If one surveys the wreckage that has become our political class, this explains much of it: we've gone from Paine ("so far as we approve of monarchy, that in America the law is King") and Adams ("an empire of laws, and not of men") and Roosevelt ("No man is above the law") to Newsweek and Jon Meacham ("That is not to say presidents and vice presidents are always above the law") and David Broder (holding leaders accountable for lawbreaking is ugly, destructive, populist vengeance except when it involves a sex scandal).

It's difficult to imagine how nauseated (though perhaps not surprised) people like Paine and Adams would be if they would have known that, a mere 230 years later, we'd have as opinion-making elites people like David Broder and Jon Meacham declaring that "presidents and vice presidents are [not] always above the law" -- this is the American President we're talking about; criminal prosecutions are inappropriate for his crimes-- as though that theoretical concession represents the reasonable, centrist, responsible view rather than the authoritarian, lawless, establishment-revering, deeply un-American tripe that it is.


UPDATE: To illuminate what lies at the crux of all of this, one could no better than to re-review the explanation from Meacham's star reporter, Evan Thomas, about what he sees his role as being as a member of the establishment:

By definition, establishments believe in propping up the existing order. Members of the ruling class have a vested interest in keeping things pretty much the way they are. Safeguarding the status quo, protecting traditional institutions, can be healthy and useful, stabilizing and reassuring.

There have been very few, if there have been any, better explanations of the role our establishment media plays than that. That is the idea that most of our "journalists" serve and revere, and from that necessarily follows the belief that "law" is something that only restricts what the lowly masses do but not "the ruling class." Thomas did everyone a great service by so clearly describing their true role.


UPDATE II: Andrew Sullivan cites my interview with Manfred Nowak, U.N. Special Rapporteur on Torture, in which Nowak explained that the U.S. is bound by its treaty obligations to impose accountability on those who engaged in and/or ordered torture. After observing that "I don't see how proof that government officials waterboarded a prisoner 183 times leaves the attorney general any discretion at all," Sullivan asks: "So when does the U.S. formally withdraw from the UN Convention on Torture? And why isn't the pro-torture right advocating that?"

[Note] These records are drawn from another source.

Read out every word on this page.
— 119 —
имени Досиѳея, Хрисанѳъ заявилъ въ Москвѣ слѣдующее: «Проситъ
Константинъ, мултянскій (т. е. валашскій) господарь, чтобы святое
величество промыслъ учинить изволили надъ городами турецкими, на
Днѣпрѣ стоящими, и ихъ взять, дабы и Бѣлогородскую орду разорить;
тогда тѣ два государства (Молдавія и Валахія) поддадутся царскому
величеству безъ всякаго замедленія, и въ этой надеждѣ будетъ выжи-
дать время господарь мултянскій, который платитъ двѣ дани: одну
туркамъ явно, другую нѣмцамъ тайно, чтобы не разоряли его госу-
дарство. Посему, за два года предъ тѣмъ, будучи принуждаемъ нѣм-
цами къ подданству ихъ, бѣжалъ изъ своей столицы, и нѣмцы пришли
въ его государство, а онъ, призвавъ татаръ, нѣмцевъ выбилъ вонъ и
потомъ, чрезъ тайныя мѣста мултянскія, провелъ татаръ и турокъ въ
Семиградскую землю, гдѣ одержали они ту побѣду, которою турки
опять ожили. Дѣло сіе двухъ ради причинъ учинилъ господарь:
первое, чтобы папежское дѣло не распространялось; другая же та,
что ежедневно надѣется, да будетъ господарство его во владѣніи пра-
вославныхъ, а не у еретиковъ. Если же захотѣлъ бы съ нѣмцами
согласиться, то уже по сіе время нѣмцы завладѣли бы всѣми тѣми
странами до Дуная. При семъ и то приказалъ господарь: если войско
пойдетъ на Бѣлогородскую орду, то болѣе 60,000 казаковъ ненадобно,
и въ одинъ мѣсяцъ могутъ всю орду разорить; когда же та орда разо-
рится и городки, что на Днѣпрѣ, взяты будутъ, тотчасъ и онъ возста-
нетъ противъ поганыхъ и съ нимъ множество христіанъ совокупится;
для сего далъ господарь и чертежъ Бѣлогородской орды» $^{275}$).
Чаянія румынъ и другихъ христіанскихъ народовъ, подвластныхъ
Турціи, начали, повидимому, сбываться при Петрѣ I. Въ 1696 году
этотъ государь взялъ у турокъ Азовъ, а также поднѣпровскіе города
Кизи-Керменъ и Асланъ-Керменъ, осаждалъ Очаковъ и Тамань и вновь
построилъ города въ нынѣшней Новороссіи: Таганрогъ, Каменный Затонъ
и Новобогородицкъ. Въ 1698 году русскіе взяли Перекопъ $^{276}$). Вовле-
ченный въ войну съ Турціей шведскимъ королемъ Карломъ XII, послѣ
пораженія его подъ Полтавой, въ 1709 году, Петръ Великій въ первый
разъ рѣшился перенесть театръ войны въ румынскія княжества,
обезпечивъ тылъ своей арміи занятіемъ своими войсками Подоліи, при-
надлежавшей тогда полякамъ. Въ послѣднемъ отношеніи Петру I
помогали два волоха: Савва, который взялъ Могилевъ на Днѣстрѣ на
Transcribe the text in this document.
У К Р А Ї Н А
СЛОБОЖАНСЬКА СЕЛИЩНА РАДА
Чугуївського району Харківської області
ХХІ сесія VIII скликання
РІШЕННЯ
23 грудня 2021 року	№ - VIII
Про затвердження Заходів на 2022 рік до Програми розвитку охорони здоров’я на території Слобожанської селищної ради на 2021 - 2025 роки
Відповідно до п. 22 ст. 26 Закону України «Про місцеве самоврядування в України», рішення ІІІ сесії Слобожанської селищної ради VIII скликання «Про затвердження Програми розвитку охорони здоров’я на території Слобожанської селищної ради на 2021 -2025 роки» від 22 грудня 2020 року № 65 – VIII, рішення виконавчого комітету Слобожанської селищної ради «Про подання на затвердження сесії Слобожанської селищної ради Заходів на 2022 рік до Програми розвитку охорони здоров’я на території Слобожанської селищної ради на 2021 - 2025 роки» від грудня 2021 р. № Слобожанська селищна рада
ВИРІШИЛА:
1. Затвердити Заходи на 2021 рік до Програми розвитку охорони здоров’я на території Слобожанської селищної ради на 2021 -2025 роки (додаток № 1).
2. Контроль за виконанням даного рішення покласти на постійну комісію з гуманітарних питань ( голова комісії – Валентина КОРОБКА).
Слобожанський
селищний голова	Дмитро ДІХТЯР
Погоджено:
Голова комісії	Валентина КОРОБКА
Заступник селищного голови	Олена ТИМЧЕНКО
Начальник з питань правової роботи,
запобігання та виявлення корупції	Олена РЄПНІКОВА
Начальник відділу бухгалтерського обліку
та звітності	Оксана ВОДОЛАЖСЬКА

I think the answer is clear: We don't believe we have any obligation to abide by or even pay any attention to our treaty obligations despite the fact that our Constitution states in Article VI that "all treaties made, or which shall be made, under the authority of the United States, shall be the supreme law of the land." And the reason for that belief, in turn, is the more generalized conviction that political leaders are not bound by "laws" because we are a nation of men (of elites, to be more exact), not laws. There is simply no other conclusion possible after listening to the likes of Jon Meacham, David Broder and virtually the entire political and media establishment (with a few exceptions) demanding that the President not be held accountable for serious crimes -- even in the face of treaty obligations, undertaken by Ronald Reagan, which compel such accountability.